Make no mistake, Nelson is here to play, and play well. The Steelers understand that, which is why they signed him.

It should have been that easy in the first place. Nelson, 28, has 138 catches and 10 touchdowns in five NFL seasons. He has been injured the last two years but has shown he can provide quality depth on an NFL roster when healthy.

But as Nelson wrote in an essay in late July, he felt teams pressured him to decide on the NFL or his foundation.

Speaking Sunday to ESPN before practice, Nelson doesn't blame NFL teams, but instead America's corporate culture. He doesn't get into the specifics of which teams made him choose. But he's grateful for the Steelers, who didn't think twice about signing him, sensing a family atmosphere with a singular focus of getting better.

Nelson explains that he grinds on football during the season and in the offseason, but works tirelessly on his foundation during his free time. Right now, it's all football.

He didn't have to explain any of that to Steelers general manager Kevin Colbert and coach Mike Tomlin.

"Wasn't even on their radar," he said. "They are comfortable with my skill set, comfortable with what I can do on the field, and that's it."

Nelson has a steep climb to make the team. He chose to join a loaded Steelers receivers corps. But it's worth noting that in Nelson's last healthy, complete season, in 2011, he caught 61 passes for 658 yards and five scores.

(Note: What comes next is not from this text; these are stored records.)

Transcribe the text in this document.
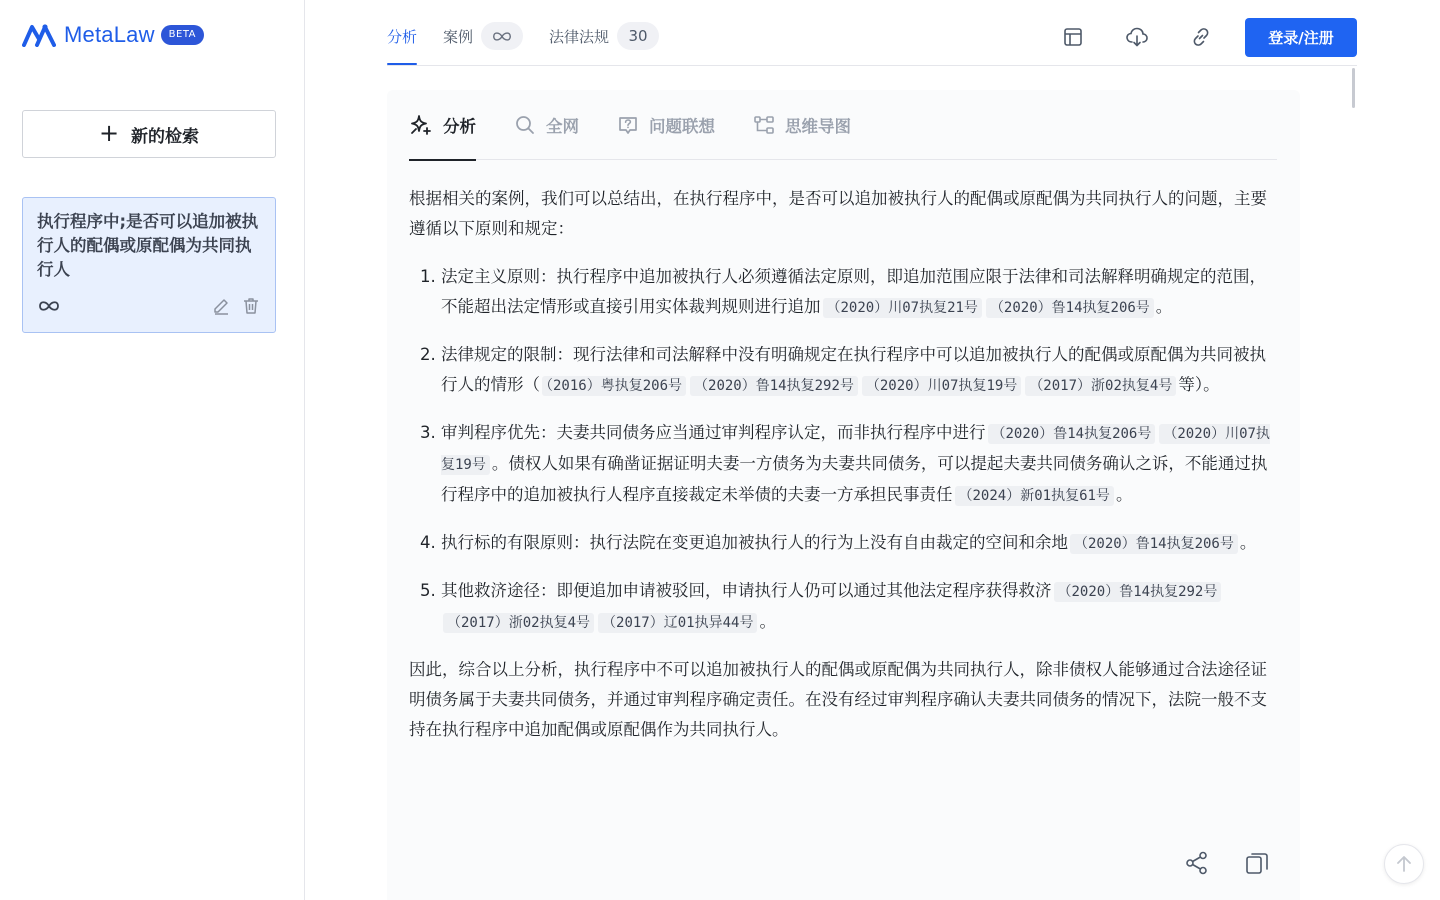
MetaLaw	BETA
+ 新的检索
执行程序中;是否可以追加被执行人的配偶或原配偶为共同执行人
分析 案例	法律法规	30	登录/注册
分析	全网	问题联想	思维导图

根据相关的案例，我们可以总结出，在执行程序中，是否可以追加被执行人的配偶或原配偶为共同执行人的问题，主要遵循以下原则和规定：

1. 法定主义原则：执行程序中追加被执行人必须遵循法定原则，即追加范围应限于法律和司法解释明确规定的范围，不能超出法定情形或直接引用实体裁判规则进行追加 （2020）川07执复21号 （2020）鲁14执复206号 。
2. 法律规定的限制：现行法律和司法解释中没有明确规定在执行程序中可以追加被执行人的配偶或原配偶为共同被执行人的情形（ （2016）粤执复206号 （2020）鲁14执复292号 （2020）川07执复19号 （2017）浙02执复4号 等）。
3. 审判程序优先：夫妻共同债务应当通过审判程序认定，而非执行程序中进行 （2020）鲁14执复206号 （2020）川07执复19号 。债权人如果有确凿证据证明夫妻一方债务为夫妻共同债务，可以提起夫妻共同债务确认之诉，不能通过执行程序中的追加被执行人程序直接裁定未举债的夫妻一方承担民事责任 （2024）新01执复61号 。
4. 执行标的有限原则：执行法院在变更追加被执行人的行为上没有自由裁定的空间和余地 （2020）鲁14执复206号 。
5. 其他救济途径：即便追加申请被驳回，申请执行人仍可以通过其他法定程序获得救济 （2020）鲁14执复292号（2017）浙02执复4号 （2017）辽01执异44号 。

因此，综合以上分析，执行程序中不可以追加被执行人的配偶或原配偶为共同执行人，除非债权人能够通过合法途径证明债务属于夫妻共同债务，并通过审判程序确定责任。在没有经过审判程序确认夫妻共同债务的情况下，法院一般不支持在执行程序中追加配偶或原配偶作为共同执行人。
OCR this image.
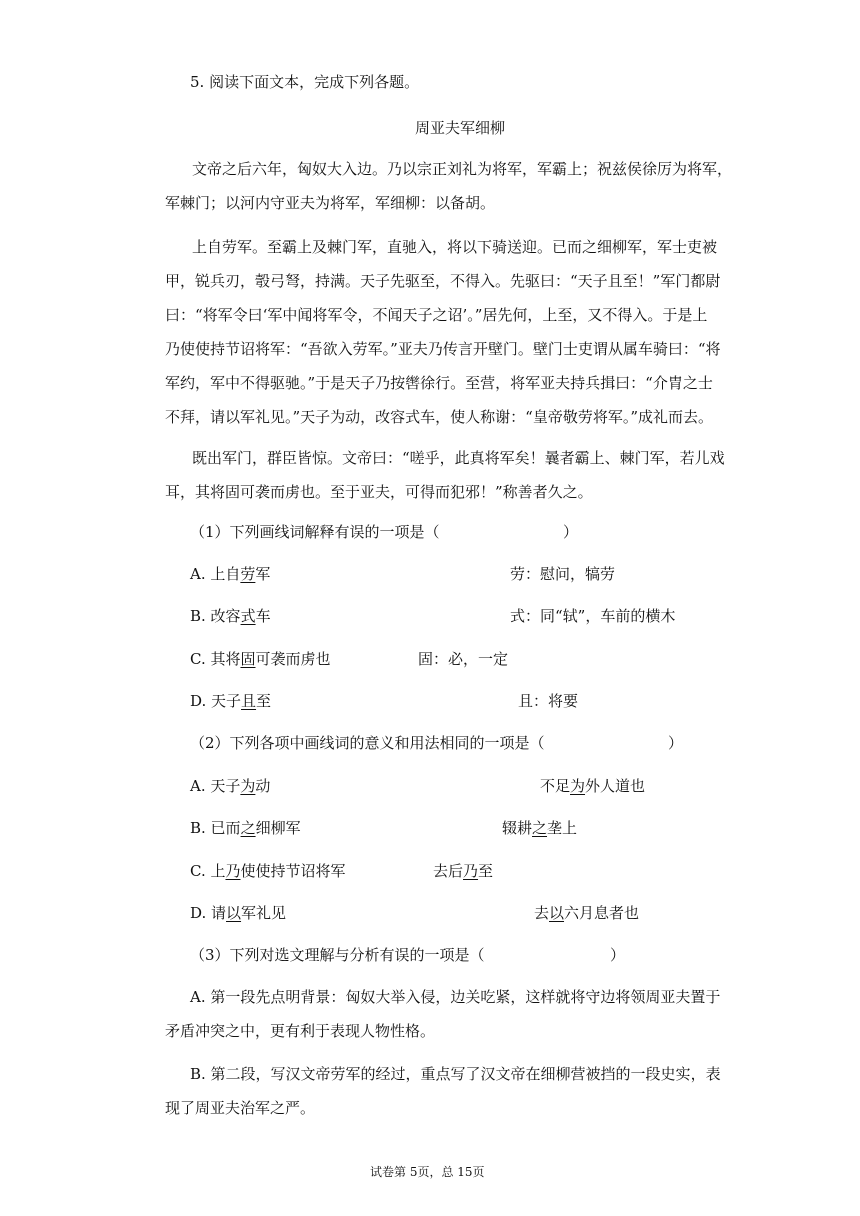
5. 阅读下面文本，完成下列各题。
周亚夫军细柳
文帝之后六年，匈奴大入边。乃以宗正刘礼为将军，军霸上；祝兹侯徐厉为将军，
军棘门；以河内守亚夫为将军，军细柳：以备胡。
上自劳军。至霸上及棘门军，直驰入，将以下骑送迎。已而之细柳军，军士吏被
甲，锐兵刃，彀弓弩，持满。天子先驱至，不得入。先驱曰：“天子且至！”军门都尉
曰：“将军令曰‘军中闻将军令，不闻天子之诏’。”居先何，上至，又不得入。于是上
乃使使持节诏将军：“吾欲入劳军。”亚夫乃传言开壁门。壁门士吏谓从属车骑曰：“将
军约，军中不得驱驰。”于是天子乃按辔徐行。至营，将军亚夫持兵揖曰：“介胄之士
不拜，请以军礼见。”天子为动，改容式车，使人称谢：“皇帝敬劳将军。”成礼而去。
既出军门，群臣皆惊。文帝曰：“嗟乎，此真将军矣！曩者霸上、棘门军，若儿戏
耳，其将固可袭而虏也。至于亚夫，可得而犯邪！”称善者久之。
（1）下列画线词解释有误的一项是（	）
A. 上自劳军	劳：慰问，犒劳
B. 改容式车	式：同“轼”，车前的横木
C. 其将固可袭而虏也	固：必，一定
D. 天子且至	且：将要
（2）下列各项中画线词的意义和用法相同的一项是（	）
A. 天子为动	不足为外人道也
B. 已而之细柳军	辍耕之垄上
C. 上乃使使持节诏将军	去后乃至
D. 请以军礼见	去以六月息者也
（3）下列对选文理解与分析有误的一项是（	）
A. 第一段先点明背景：匈奴大举入侵，边关吃紧，这样就将守边将领周亚夫置于
矛盾冲突之中，更有利于表现人物性格。
B. 第二段，写汉文帝劳军的经过，重点写了汉文帝在细柳营被挡的一段史实，表
现了周亚夫治军之严。
试卷第 5页，总 15页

He tore his anterior cruciate ligament early in 2012, then latched on with the New York Jets for 44 catches and 488 yards between 2013-14. A high ankle sprain made him expendable when the Jets traded for Percy Harvin.

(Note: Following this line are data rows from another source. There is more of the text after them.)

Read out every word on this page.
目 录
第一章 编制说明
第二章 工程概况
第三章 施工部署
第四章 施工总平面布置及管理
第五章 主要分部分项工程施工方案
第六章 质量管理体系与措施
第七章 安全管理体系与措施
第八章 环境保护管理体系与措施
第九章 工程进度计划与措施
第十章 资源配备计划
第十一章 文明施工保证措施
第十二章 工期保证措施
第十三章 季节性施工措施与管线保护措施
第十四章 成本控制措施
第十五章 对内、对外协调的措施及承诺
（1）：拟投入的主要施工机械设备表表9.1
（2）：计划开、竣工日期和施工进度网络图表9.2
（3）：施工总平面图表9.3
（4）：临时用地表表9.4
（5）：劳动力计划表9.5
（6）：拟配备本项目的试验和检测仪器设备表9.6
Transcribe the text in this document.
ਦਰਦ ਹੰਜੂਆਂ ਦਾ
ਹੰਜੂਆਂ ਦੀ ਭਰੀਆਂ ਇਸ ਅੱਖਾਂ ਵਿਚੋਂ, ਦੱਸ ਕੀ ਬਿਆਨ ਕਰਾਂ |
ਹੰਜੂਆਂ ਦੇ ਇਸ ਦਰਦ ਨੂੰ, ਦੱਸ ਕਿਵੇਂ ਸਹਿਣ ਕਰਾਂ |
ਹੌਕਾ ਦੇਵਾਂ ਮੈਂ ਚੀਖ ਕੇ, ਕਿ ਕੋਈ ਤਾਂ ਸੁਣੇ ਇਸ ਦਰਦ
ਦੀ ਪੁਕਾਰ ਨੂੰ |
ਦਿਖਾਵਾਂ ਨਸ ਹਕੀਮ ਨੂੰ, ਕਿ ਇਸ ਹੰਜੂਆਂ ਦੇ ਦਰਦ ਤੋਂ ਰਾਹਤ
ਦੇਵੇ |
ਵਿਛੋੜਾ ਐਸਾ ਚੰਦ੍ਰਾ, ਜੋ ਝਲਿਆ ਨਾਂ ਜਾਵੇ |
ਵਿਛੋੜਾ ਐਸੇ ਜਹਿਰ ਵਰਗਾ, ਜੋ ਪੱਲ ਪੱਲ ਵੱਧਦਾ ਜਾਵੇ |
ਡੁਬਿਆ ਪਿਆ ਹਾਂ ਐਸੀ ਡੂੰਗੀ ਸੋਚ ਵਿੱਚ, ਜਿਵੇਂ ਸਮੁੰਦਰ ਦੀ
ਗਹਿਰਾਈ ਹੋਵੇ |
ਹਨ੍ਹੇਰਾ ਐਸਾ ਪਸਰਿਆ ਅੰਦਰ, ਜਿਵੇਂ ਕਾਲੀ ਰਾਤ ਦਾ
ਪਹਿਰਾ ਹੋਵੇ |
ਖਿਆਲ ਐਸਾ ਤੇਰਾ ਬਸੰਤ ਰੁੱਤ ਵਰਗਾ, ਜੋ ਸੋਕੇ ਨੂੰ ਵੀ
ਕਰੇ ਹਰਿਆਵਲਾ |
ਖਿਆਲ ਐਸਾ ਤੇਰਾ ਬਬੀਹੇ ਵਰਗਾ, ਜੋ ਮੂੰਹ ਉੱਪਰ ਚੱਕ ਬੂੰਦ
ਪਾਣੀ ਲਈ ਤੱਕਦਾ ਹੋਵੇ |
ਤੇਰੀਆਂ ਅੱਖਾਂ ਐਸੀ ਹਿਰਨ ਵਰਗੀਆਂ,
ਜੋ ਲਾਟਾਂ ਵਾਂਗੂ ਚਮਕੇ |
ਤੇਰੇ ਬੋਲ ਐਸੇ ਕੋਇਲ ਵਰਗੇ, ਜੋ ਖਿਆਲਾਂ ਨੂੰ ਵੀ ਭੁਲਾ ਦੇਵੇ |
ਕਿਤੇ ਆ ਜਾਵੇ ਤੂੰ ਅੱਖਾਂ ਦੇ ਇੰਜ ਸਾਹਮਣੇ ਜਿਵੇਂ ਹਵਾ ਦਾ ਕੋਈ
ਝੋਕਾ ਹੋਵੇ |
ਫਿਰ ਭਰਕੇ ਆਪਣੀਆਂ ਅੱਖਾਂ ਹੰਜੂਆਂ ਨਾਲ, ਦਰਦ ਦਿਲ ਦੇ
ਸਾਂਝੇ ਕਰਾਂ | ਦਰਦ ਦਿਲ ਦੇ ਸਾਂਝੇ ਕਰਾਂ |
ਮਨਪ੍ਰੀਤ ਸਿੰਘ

Nelson never felt blackballed from the league this offseason, but he sensed enough skepticism with his perceived dedication to the game -- even though he worked out every day -- that speaking out became a way to reach people feeling their dreams are suppressed by corporate pressures.

"It's a mindset in our culture, go get your career, go earn money, go get your degree, do these things first," Nelson said. "You go around the world or other places, like in Australia, they don't have that mindset. You do what you want to do to be happy. Our generation, the Millennials, are starting to get more into what makes me happy more than what gets me money."

Nelson is part of a crowded receivers room, but as one of eight children, he's used to that. A large family is what drew him to orphan help. About 80 percent of orphans have a mother or father or both alive somewhere.

If a few more touchdowns bring awareness to that cause, everyone wins -- the team, Nelson's passion for football and his organization.

"I grew up in a family that loves and supports me whether I fail or succeed," Nelson said. "I believe every child should have that opportunity."